A MAN suspected of being Umar Patek, most wanted of the al-Qa’ida-linked fugitives responsible for the 2002 Bali bombings, has been arrested in Pakistan.
Indonesian police are helping with the identification and have sent officers with fingerprints and family information to Pakistan.
“We are hopeful it is him,” national police chief of detectives Ito Sumardi said today. “He is our most wanted suspect.”
Patek, a senior member of the al-Qa’ida-linked terror network Jemaah Islamiah, was a senior figure in the October 12, 2002, Bali bombings conspiracy that killed 202 people, including 88 Australians.
General Sumardi said Pakistani security authorities contacted Indonesian police “a couple of days ago” with news of the suspect’s arrest and requesting help with identification.
“We don’t know exactly about his identity yet; it’s difficult to say because now he’s under arrest by the Pakistan government.”
Patek has been sought for a decade but never arrested by Indonesian and Phlippines police.
He was widely assumed to have spent most time since the bombings with the Abu Sayyaf terrorist group in the Sulu Islands of the southern Philippines.

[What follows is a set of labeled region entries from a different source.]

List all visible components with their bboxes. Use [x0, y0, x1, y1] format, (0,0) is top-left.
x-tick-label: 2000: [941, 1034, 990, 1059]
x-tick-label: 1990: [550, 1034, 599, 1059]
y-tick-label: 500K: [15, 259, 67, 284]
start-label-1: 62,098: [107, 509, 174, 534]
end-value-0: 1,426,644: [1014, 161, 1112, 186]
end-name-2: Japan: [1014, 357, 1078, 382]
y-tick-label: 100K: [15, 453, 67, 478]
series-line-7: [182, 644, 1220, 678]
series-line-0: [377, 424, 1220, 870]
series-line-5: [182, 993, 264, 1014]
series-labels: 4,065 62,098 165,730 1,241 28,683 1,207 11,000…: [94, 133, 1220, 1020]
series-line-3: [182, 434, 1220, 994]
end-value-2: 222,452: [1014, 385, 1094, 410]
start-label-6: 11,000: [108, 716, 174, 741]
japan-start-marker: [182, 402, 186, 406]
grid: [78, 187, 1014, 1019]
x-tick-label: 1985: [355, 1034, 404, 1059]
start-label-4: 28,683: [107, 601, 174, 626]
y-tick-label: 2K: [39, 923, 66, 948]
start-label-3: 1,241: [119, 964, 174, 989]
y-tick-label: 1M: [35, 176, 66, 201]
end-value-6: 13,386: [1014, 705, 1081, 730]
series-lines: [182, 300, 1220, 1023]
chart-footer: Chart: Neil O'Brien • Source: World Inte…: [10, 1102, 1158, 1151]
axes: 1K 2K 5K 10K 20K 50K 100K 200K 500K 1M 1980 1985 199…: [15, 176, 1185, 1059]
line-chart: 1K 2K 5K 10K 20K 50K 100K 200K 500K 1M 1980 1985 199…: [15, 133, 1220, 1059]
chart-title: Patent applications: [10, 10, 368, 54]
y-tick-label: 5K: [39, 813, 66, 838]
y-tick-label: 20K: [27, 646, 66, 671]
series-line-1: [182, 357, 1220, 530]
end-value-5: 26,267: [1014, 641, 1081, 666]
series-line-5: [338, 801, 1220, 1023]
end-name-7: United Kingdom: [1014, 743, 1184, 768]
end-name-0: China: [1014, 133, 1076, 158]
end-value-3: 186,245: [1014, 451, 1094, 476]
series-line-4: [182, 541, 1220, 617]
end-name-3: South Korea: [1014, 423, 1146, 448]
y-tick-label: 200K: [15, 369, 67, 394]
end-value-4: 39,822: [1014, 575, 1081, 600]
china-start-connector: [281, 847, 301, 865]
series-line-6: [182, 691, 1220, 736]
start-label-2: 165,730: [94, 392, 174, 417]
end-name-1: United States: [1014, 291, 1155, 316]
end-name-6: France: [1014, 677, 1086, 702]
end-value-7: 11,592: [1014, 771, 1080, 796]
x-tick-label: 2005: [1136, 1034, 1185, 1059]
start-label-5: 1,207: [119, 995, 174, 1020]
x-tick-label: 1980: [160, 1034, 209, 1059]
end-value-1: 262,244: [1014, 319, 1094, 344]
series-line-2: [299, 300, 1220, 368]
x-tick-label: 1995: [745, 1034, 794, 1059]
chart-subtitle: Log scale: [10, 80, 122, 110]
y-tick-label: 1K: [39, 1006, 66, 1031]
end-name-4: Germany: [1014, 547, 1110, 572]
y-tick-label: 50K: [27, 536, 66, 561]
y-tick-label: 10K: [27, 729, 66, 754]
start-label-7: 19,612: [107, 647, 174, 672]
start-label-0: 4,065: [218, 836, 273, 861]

However General Sumardi said today his officers suspected he had been in Indonesia when Dulmatin, another senior member of the Bali bombings conspiracy, was killed in a raid on March 9, 2010. The rare high-profile capture that could provide valuable intelligence about the organisation and possible future plots.
It is not clear if Pakistan stumbled on Patek or his capture was the result of a intelligence tip.
Details about what he was doing in Pakistan also remain murky, raising questions about whether he was there to plan an attack with al-Qa’ida’s top operational leaders as the 10-year anniversary of the September 11, 200l, attacks looms over the US.
Patek, 40, is well-known to intelligence agencies across the world. The US was offering a $US1 million reward for the arrest of the slight Patek – known as the “little Arab” – over the Bali attack.
The question of what to do with him could become a key indicator of how President Barack Obama will handle major terrorist suspects captured abroad. However, American officials declined to comment on the case.
Under former President George W Bush, he likely would have been moved into the CIA’s network of secret prisons. For instance, one of Patek’s accused co-conspirators in the Bali nightclub bombing, Hambali, spent years in the prison system and is now being held in Guantanamo Bay.
But the CIA’s secret prisons are closed and Mr Obama is trying to empty Guantanamo, not add new inmates. Patek’s arrest in Pakistan is likely to raise questions over how such a high-profile terrorist can travel across international borders.
There are also likely to be competing interests among intelligence agencies as each jockeys for control over Patek.